Klout gives Starbucks a score of 83,
better than Peet’s
Coffee at 77 but below Dunkin’ Donuts at 86 and McDonald’s at 92.
Not all interaction is welcome,
however.
A McDonald’s campaign backfired last
year when it tried to use Twitter to highlight the farmers from whom it buys
produce.
Although McDonald’s used the
“#McDStories” Twitter hashtag just twice, the Twitterverse quickly adopted it
to post items denouncing and ridiculing it.
“My brother finding a fake finger
nail in his fries. #McDStories,” tweeted someone with the handle PrettyTallerr.
Staffing social media
Posting on social-media sites used
to be a one-person job at Starbucks.
Now five people are on the job, veterans
of social media from Microsoft, the Seattle Art Museum and the Phoenix Suns.
Their charge is to “be authentic”
and “be the best barista online.”
That means writing pithy posts like
the recently popular, “Sometimes a good cappuccino and a good book are all you
need.”
It also means being on top of
popular culture.
Sometimes, there may be a reference
that resonates with an older crowd, like a photograph on Dr. Seuss’ birthday of
his cat’s striped hat drawn on a Starbucks coffee cup.

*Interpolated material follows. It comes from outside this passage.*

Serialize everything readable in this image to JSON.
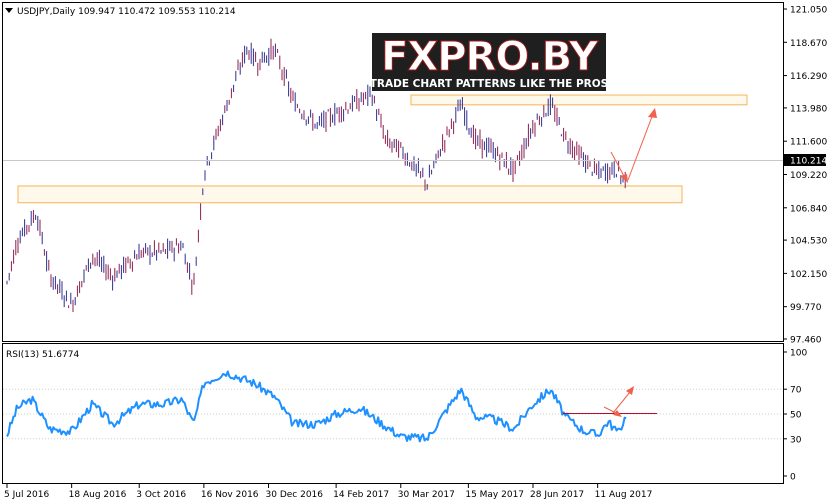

Often it’s something for younger
people, responding, for example, to singer and actress Demi Lovato’s lament
that Starbucks baristas do not know her name with a photograph of a specially decorated cup just
for her.
Well-planned posts
The posts are not always so
spontaneous.
Starbucks’ schedule for social-media
topics looks like the departing-flights board at the airport.
Some weeks it focuses on Evolution
Fresh juices, other weeks on its global month of (volunteer) service.

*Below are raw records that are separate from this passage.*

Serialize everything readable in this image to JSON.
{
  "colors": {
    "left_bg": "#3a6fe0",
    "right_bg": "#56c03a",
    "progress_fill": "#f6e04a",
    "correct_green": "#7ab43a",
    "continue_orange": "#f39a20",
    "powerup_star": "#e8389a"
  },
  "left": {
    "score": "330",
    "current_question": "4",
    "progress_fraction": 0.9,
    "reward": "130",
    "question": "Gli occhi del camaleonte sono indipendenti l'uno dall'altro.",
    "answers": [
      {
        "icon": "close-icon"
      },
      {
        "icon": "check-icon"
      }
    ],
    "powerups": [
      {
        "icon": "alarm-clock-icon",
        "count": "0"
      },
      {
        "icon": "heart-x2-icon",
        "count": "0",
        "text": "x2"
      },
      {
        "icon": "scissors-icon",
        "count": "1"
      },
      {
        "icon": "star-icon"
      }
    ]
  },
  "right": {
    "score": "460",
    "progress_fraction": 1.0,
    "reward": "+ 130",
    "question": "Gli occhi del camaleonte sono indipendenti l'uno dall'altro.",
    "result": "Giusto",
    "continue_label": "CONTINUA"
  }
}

The whole social-media team takes
photos for posts. Paige Dell’Armi, who has posted for Starbucks for about a
year, even keeps backdrops tucked under her desk.
One recent weekday, she and others
on the team shot photos and video of another headquarters employee, Major
Cohen, making coffee in a French press. The post highlighted how to brew the
perfect cup at home.
Whatever the focus, posts on each
platform are relatively spare — maybe one a day, sometimes fewer.
“They’re not cluttering up your news
feed,” said Kelso, of Networld Media Group. “That’s so important, because
people do not want to have brands in their news feeds.”
Starbucks also does not push
products or causes too hard, she said.
Its posts are just as likely to be a
smiley face, an accidental tweet that in 2011 generated more than 1,500
retweets.
Often they call to mind the quotes
on cups from way back in the mid-2000s, some of which are preserved on a
Starbucks photo board at Pinterest.
There are new, noncup quotes there
as well, like, “Keep calm and make coffee.”